One of my girlfriends used to make the best ham and said she used ginger ale. With your delicious glaze, you ham sounds irresistible and would last long in our house.
It’s the first time I did it this way and it was so good – and the lentils I made afterwards with the ham/ginger stock were delicious too!
Oh ham is my favorite. Never liked turkey so I hated Thanksgiving. But ham is the best. Happy New Year!

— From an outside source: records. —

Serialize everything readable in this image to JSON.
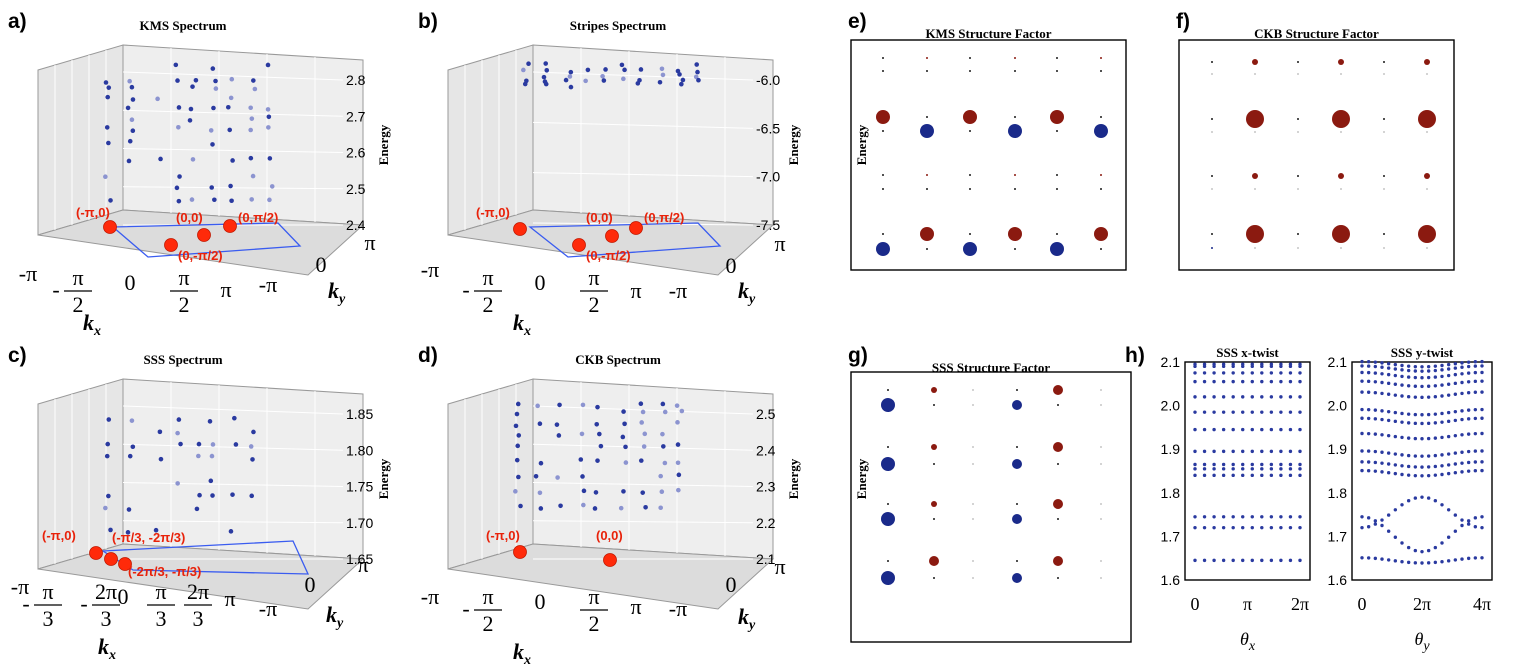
{
  "chart_data": [
    {
      "id": "a",
      "type": "scatter",
      "panel_label": "a)",
      "title": "KMS Spectrum",
      "zlabel": "Energy",
      "xlabel": "k_x",
      "ylabel": "k_y",
      "zlim": [
        2.38,
        2.86
      ],
      "z_ticks": [
        "2.8",
        "2.7",
        "2.6",
        "2.5",
        "2.4"
      ],
      "x_ticks": [
        "-π",
        "-π/2",
        "0",
        "π/2",
        "π"
      ],
      "y_ticks": [
        "-π",
        "0",
        "π"
      ],
      "energies": [
        2.45,
        2.49,
        2.52,
        2.57,
        2.62,
        2.66,
        2.69,
        2.72,
        2.75,
        2.78,
        2.8,
        2.84
      ],
      "gs_points": [
        {
          "label": "(-π,0)"
        },
        {
          "label": "(0,0)"
        },
        {
          "label": "(0,π/2)"
        },
        {
          "label": "(0,-π/2)"
        }
      ]
    },
    {
      "id": "b",
      "type": "scatter",
      "panel_label": "b)",
      "title": "Stripes Spectrum",
      "zlabel": "Energy",
      "xlabel": "k_x",
      "ylabel": "k_y",
      "zlim": [
        -7.85,
        -5.9
      ],
      "z_ticks": [
        "-6.0",
        "-6.5",
        "-7.0",
        "-7.5"
      ],
      "x_ticks": [
        "-π",
        "-π/2",
        "0",
        "π/2",
        "π"
      ],
      "y_ticks": [
        "-π",
        "0",
        "π"
      ],
      "energies": [
        -5.95,
        -6.02,
        -6.08,
        -6.14,
        -6.2
      ],
      "gs_points": [
        {
          "label": "(-π,0)"
        },
        {
          "label": "(0,0)"
        },
        {
          "label": "(0,π/2)"
        },
        {
          "label": "(0,-π/2)"
        }
      ]
    },
    {
      "id": "c",
      "type": "scatter",
      "panel_label": "c)",
      "title": "SSS Spectrum",
      "zlabel": "Energy",
      "xlabel": "k_x",
      "ylabel": "k_y",
      "zlim": [
        1.62,
        1.88
      ],
      "z_ticks": [
        "1.85",
        "1.80",
        "1.75",
        "1.70",
        "1.65"
      ],
      "x_ticks": [
        "-π",
        "-π/3",
        "-2π/3",
        "0",
        "π/3",
        "2π/3",
        "π"
      ],
      "y_ticks": [
        "-π",
        "0",
        "π"
      ],
      "energies": [
        1.665,
        1.7,
        1.72,
        1.74,
        1.78,
        1.8,
        1.82,
        1.84
      ],
      "gs_points": [
        {
          "label": "(-π,0)"
        },
        {
          "label": "(-π/3, -2π/3)"
        },
        {
          "label": "(-2π/3, -π/3)"
        }
      ]
    },
    {
      "id": "d",
      "type": "scatter",
      "panel_label": "d)",
      "title": "CKB Spectrum",
      "zlabel": "Energy",
      "xlabel": "k_x",
      "ylabel": "k_y",
      "zlim": [
        2.08,
        2.52
      ],
      "z_ticks": [
        "2.5",
        "2.4",
        "2.3",
        "2.2",
        "2.1"
      ],
      "x_ticks": [
        "-π",
        "-π/2",
        "0",
        "π/2",
        "π"
      ],
      "y_ticks": [
        "-π",
        "0",
        "π"
      ],
      "energies": [
        2.22,
        2.26,
        2.3,
        2.34,
        2.38,
        2.41,
        2.44,
        2.47,
        2.49
      ],
      "gs_points": [
        {
          "label": "(-π,0)"
        },
        {
          "label": "(0,0)"
        }
      ]
    },
    {
      "id": "e",
      "type": "scatter",
      "panel_label": "e)",
      "title": "KMS Structure Factor",
      "ylabel": "Energy",
      "rows": [
        {
          "size": [
            1,
            1,
            1,
            1,
            1,
            1
          ],
          "color": [
            "dark",
            "red",
            "dark",
            "red",
            "dark",
            "red"
          ]
        },
        {
          "size": [
            1,
            1,
            1,
            1,
            1,
            1
          ],
          "color": [
            "dark",
            "dark",
            "dark",
            "dark",
            "dark",
            "dark"
          ]
        },
        {
          "size": [
            7,
            1,
            7,
            1,
            7,
            1
          ],
          "color": [
            "red",
            "dark",
            "red",
            "dark",
            "red",
            "dark"
          ]
        },
        {
          "size": [
            1,
            7,
            1,
            7,
            1,
            7
          ],
          "color": [
            "dark",
            "blue",
            "dark",
            "blue",
            "dark",
            "blue"
          ]
        },
        {
          "size": [
            1,
            1,
            1,
            1,
            1,
            1
          ],
          "color": [
            "dark",
            "red",
            "dark",
            "red",
            "dark",
            "red"
          ]
        },
        {
          "size": [
            1,
            1,
            1,
            1,
            1,
            1
          ],
          "color": [
            "dark",
            "dark",
            "dark",
            "dark",
            "dark",
            "dark"
          ]
        },
        {
          "size": [
            1,
            7,
            1,
            7,
            1,
            7
          ],
          "color": [
            "dark",
            "red",
            "dark",
            "red",
            "dark",
            "red"
          ]
        },
        {
          "size": [
            7,
            1,
            7,
            1,
            7,
            1
          ],
          "color": [
            "blue",
            "dark",
            "blue",
            "dark",
            "blue",
            "dark"
          ]
        }
      ]
    },
    {
      "id": "f",
      "type": "scatter",
      "panel_label": "f)",
      "title": "CKB Structure Factor",
      "rows": [
        {
          "size": [
            1,
            3,
            1,
            3,
            1,
            3
          ],
          "color": [
            "dark",
            "red",
            "dark",
            "red",
            "dark",
            "red"
          ]
        },
        {
          "size": [
            0.5,
            0.5,
            0.5,
            0.5,
            0.5,
            0.5
          ],
          "color": [
            "dark",
            "dark",
            "dark",
            "dark",
            "dark",
            "dark"
          ]
        },
        {
          "size": [
            1,
            9,
            1,
            9,
            1,
            9
          ],
          "color": [
            "dark",
            "red",
            "dark",
            "red",
            "dark",
            "red"
          ]
        },
        {
          "size": [
            0.5,
            0.5,
            0.5,
            0.5,
            0.5,
            0.5
          ],
          "color": [
            "dark",
            "dark",
            "dark",
            "dark",
            "dark",
            "dark"
          ]
        },
        {
          "size": [
            1,
            3,
            1,
            3,
            1,
            3
          ],
          "color": [
            "dark",
            "red",
            "dark",
            "red",
            "dark",
            "red"
          ]
        },
        {
          "size": [
            0.5,
            0.5,
            0.5,
            0.5,
            0.5,
            0.5
          ],
          "color": [
            "dark",
            "dark",
            "dark",
            "dark",
            "dark",
            "dark"
          ]
        },
        {
          "size": [
            1,
            9,
            1,
            9,
            1,
            9
          ],
          "color": [
            "dark",
            "red",
            "dark",
            "red",
            "dark",
            "red"
          ]
        },
        {
          "size": [
            1,
            0.5,
            0.5,
            0.5,
            0.5,
            0.5
          ],
          "color": [
            "blue",
            "dark",
            "dark",
            "dark",
            "dark",
            "dark"
          ]
        }
      ]
    },
    {
      "id": "g",
      "type": "scatter",
      "panel_label": "g)",
      "title": "SSS Structure Factor",
      "ylabel": "Energy",
      "rows": [
        {
          "size": [
            1,
            3,
            0.5,
            1,
            5,
            0.5
          ],
          "color": [
            "dark",
            "red",
            "dark",
            "dark",
            "red",
            "dark"
          ]
        },
        {
          "size": [
            7,
            1,
            0.5,
            5,
            1,
            0.5
          ],
          "color": [
            "blue",
            "dark",
            "dark",
            "blue",
            "dark",
            "dark"
          ]
        },
        {
          "size": [
            1,
            3,
            0.5,
            1,
            5,
            0.5
          ],
          "color": [
            "dark",
            "red",
            "dark",
            "dark",
            "red",
            "dark"
          ]
        },
        {
          "size": [
            7,
            1,
            0.5,
            5,
            1,
            0.5
          ],
          "color": [
            "blue",
            "dark",
            "dark",
            "blue",
            "dark",
            "dark"
          ]
        },
        {
          "size": [
            1,
            3,
            0.5,
            1,
            5,
            0.5
          ],
          "color": [
            "dark",
            "red",
            "dark",
            "dark",
            "red",
            "dark"
          ]
        },
        {
          "size": [
            7,
            1,
            0.5,
            5,
            1,
            0.5
          ],
          "color": [
            "blue",
            "dark",
            "dark",
            "blue",
            "dark",
            "dark"
          ]
        },
        {
          "size": [
            1,
            5,
            0.5,
            1,
            5,
            0.5
          ],
          "color": [
            "dark",
            "red",
            "dark",
            "dark",
            "red",
            "dark"
          ]
        },
        {
          "size": [
            7,
            1,
            0.5,
            5,
            1,
            0.5
          ],
          "color": [
            "blue",
            "dark",
            "dark",
            "blue",
            "dark",
            "dark"
          ]
        }
      ]
    },
    {
      "id": "h1",
      "type": "scatter",
      "panel_label": "h)",
      "title": "SSS x-twist",
      "xlabel": "θ_x",
      "ylim": [
        1.6,
        2.1
      ],
      "y_ticks": [
        "2.1",
        "2.0",
        "1.9",
        "1.8",
        "1.7",
        "1.6"
      ],
      "x_ticks": [
        "0",
        "π",
        "2π"
      ],
      "levels": [
        1.645,
        1.72,
        1.745,
        1.84,
        1.855,
        1.865,
        1.895,
        1.945,
        1.985,
        2.02,
        2.055,
        2.075,
        2.09,
        2.095
      ]
    },
    {
      "id": "h2",
      "type": "scatter",
      "panel_label": "",
      "title": "SSS y-twist",
      "ylim": [
        1.6,
        2.1
      ],
      "y_ticks": [
        "2.1",
        "2.0",
        "1.9",
        "1.8",
        "1.7",
        "1.6"
      ],
      "x_ticks": [
        "0",
        "2π",
        "4π"
      ],
      "levels": [
        1.645,
        1.845,
        1.865,
        1.89,
        1.93,
        1.965,
        1.985,
        2.025,
        2.05,
        2.07,
        2.085,
        2.095
      ],
      "crossing_band": {
        "low": [
          1.665,
          1.745
        ],
        "high": [
          1.72,
          1.79
        ]
      }
    }
  ],
  "colors": {
    "red": "#8b1a10",
    "blue": "#1a2a8a",
    "dark": "#1a1a1a",
    "point": "#2a3aa0",
    "gs": "#ff2a0a",
    "box": "#3a5cf0"
  }
}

I’m with you on the turkey…yuk!
Love the marmalade and ginger ale combo in this. Really a perfect looking ham! Happy 2014, Tanya!
Ah, thanks so much Betsy!
What a gorgeous ham!! And a very Merry Christmas, Happy Holiday and Happy New Year to you both!! I’ve become quite tired of my meals and would love to try this. Do you need to boil the ham first because it’s not cooked? Here our hams are precooked and smoked.. it’s the only way we can purchase them.xx
Yes, the hams here are uncooked but brined – I think if you just glazed and baked you’d still get something pretty amazing (just not gorgeous stock though).
Right! That stock sounds worth trying!!